NU Chairman Hasyim Muzadi said that during the mass prayer, participants would also pray for national repentance so that the nation could solve all problems plaguing the country.
The government also renewed Indonesia's stance on the Iraq crisis, saying it was unnecessary for the UN Security Council to issue a second resolution to end the crisis, because Iraq was quite cooperative with UN inspectors in dismantling its weapons of mass destruction.
Minister for Foreign Affairs Hassan Wirayuda said on Friday that the UN weapons inspection team should be given more time and that there was still a chance to solve the crisis peacefully.
"We are against the second resolution on Iraq proposed by the U.S., as the draft implies that Iraq has failed to cooperate with the inspection team.
"Indonesia's position remains firm, that we would like to see more time given to the inspection team to finish their tasks," he remarked after a meeting with President Megawati Soekarnoputri.
The UN Security Council is expected to hold a plenary meeting late on Friday to discuss the proposed draft of a second resolution, which will allow the use of force to disarm Iraq.
France, China and Russia, three of the five permanent members of the council that had veto rights, have said that they will exercise their rights to block U.S. efforts to attack Iraq.
Washington, however, said that they were ready to use force in disarming Iraq, even without the approval of the UN Security Council.

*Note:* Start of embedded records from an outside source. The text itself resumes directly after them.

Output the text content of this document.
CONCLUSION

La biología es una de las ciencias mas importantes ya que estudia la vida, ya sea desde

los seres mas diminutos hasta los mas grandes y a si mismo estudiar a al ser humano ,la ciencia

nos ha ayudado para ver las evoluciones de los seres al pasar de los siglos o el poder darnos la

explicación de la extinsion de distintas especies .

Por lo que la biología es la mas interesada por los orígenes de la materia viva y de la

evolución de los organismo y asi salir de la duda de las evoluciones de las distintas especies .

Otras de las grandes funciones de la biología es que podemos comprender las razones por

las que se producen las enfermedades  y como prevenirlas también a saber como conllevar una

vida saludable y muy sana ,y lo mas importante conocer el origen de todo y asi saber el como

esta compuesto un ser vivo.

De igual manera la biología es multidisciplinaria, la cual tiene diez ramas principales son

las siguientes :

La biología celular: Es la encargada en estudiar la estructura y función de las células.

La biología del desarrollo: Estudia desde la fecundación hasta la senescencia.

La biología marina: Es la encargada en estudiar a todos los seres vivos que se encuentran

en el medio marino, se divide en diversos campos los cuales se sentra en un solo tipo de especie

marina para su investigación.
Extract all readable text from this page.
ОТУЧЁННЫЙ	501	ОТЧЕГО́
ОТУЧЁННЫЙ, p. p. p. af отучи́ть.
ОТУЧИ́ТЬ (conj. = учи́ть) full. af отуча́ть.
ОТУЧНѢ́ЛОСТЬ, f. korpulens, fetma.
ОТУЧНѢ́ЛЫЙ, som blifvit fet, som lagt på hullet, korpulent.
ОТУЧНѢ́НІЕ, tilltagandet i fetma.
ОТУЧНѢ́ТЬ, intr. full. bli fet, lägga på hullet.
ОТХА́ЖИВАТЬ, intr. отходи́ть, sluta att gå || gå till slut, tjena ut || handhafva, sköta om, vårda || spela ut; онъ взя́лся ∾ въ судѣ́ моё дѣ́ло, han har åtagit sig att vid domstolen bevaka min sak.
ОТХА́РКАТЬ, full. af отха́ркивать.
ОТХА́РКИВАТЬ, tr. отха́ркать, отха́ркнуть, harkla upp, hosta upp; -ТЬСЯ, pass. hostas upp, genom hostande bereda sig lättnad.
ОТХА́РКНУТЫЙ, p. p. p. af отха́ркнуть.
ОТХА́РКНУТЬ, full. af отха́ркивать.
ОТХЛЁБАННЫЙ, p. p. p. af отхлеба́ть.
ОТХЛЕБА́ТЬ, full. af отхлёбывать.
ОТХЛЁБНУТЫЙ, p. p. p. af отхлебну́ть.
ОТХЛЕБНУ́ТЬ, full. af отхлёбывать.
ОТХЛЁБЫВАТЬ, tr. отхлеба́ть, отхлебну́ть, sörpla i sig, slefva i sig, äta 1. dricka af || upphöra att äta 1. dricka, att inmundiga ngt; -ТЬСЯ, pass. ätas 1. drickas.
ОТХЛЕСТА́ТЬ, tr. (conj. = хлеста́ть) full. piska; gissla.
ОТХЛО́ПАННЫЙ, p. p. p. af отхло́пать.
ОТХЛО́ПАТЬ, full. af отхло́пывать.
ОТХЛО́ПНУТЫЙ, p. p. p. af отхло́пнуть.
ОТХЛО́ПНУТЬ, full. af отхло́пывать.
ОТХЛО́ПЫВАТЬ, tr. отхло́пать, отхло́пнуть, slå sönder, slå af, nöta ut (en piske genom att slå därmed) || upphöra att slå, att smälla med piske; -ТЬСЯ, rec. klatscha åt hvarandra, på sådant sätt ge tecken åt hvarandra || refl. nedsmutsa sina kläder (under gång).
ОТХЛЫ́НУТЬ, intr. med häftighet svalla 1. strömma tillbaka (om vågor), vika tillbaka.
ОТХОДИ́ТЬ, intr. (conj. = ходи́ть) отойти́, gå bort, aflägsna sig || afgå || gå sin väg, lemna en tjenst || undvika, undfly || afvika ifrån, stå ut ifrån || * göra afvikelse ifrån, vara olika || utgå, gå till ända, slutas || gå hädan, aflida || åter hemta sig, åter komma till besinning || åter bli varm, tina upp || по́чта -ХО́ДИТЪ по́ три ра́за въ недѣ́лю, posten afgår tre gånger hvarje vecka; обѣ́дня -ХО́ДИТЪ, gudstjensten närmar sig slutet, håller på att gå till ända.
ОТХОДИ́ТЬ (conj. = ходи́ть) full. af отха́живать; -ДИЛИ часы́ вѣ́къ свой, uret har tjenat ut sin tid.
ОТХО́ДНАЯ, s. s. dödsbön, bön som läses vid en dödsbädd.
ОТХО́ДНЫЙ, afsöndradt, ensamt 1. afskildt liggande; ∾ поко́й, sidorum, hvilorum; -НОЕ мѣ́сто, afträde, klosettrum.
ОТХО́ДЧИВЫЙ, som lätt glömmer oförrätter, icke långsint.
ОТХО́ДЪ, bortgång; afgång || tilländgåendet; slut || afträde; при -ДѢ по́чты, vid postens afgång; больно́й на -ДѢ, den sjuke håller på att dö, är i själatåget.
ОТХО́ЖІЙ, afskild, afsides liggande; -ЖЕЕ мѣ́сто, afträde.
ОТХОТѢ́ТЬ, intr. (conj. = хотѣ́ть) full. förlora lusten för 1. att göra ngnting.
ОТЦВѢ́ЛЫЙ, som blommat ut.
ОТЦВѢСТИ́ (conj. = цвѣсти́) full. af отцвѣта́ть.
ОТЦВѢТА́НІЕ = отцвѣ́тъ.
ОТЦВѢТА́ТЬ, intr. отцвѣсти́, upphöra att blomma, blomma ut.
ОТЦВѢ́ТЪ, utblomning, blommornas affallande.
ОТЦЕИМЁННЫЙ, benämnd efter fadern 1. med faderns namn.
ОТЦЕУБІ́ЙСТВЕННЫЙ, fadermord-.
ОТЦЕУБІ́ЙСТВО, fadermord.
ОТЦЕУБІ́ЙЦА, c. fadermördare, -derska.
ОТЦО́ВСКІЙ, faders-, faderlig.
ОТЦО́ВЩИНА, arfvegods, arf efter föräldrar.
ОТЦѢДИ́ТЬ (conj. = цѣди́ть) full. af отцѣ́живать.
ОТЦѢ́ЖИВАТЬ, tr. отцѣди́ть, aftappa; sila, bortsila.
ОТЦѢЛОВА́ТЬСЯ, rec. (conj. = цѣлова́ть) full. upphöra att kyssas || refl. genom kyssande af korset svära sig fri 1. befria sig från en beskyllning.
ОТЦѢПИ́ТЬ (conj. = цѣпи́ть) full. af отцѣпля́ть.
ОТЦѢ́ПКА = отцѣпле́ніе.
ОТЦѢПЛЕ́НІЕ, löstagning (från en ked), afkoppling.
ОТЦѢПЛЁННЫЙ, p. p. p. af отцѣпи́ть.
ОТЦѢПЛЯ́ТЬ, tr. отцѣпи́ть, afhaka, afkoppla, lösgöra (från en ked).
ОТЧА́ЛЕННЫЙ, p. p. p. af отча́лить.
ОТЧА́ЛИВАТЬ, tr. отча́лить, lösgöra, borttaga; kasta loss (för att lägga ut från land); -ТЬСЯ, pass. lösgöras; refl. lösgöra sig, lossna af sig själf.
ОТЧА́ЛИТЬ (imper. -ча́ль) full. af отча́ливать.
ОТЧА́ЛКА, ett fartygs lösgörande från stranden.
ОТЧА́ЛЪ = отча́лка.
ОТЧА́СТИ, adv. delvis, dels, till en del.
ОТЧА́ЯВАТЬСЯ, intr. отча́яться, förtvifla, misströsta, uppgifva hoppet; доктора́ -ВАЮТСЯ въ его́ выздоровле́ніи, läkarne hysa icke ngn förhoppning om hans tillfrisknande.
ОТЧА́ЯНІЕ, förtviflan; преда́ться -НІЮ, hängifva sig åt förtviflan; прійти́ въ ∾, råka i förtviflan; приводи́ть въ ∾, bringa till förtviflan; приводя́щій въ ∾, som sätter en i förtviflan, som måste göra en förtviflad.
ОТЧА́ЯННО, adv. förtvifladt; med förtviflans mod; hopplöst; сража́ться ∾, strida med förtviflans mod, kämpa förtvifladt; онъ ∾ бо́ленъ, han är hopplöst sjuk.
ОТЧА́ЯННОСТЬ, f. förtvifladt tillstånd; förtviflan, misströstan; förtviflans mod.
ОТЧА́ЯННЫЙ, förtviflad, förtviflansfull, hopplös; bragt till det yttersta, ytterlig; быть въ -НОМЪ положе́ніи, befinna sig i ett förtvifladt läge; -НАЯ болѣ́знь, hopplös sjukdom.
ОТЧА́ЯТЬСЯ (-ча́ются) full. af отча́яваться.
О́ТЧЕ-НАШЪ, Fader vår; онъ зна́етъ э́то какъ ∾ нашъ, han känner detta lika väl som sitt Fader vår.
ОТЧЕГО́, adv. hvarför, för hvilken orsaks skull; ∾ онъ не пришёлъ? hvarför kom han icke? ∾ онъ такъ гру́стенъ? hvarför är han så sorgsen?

"Indonesia insisted that Washington should not make any unilateral actions against Iraq, should the second resolution not come to pass," Hassan remarked.
The president made an official statement rejecting a war, and called on the U.S. to exercise self-restraint in solving the crisis in the Middle East.
The government has also made preparations to evacuate its citizens from Middle East countries should war break out in the near future.
Adm. (ret) Widodo A.S., chairman of the Joint Team Handling Impacts of the Iraq Crisis, said that his team was ready to face the worst possible scenario in Iraq, including the evacuation of around 35,000 Indonesians employed in eight countries in that region.
"The preparation are ready, and the eight countries bordering with Iraq have assured the safety of Indonesian workers in a state of emergency," Widodo said after briefing the president on his recent visit to the Middle East.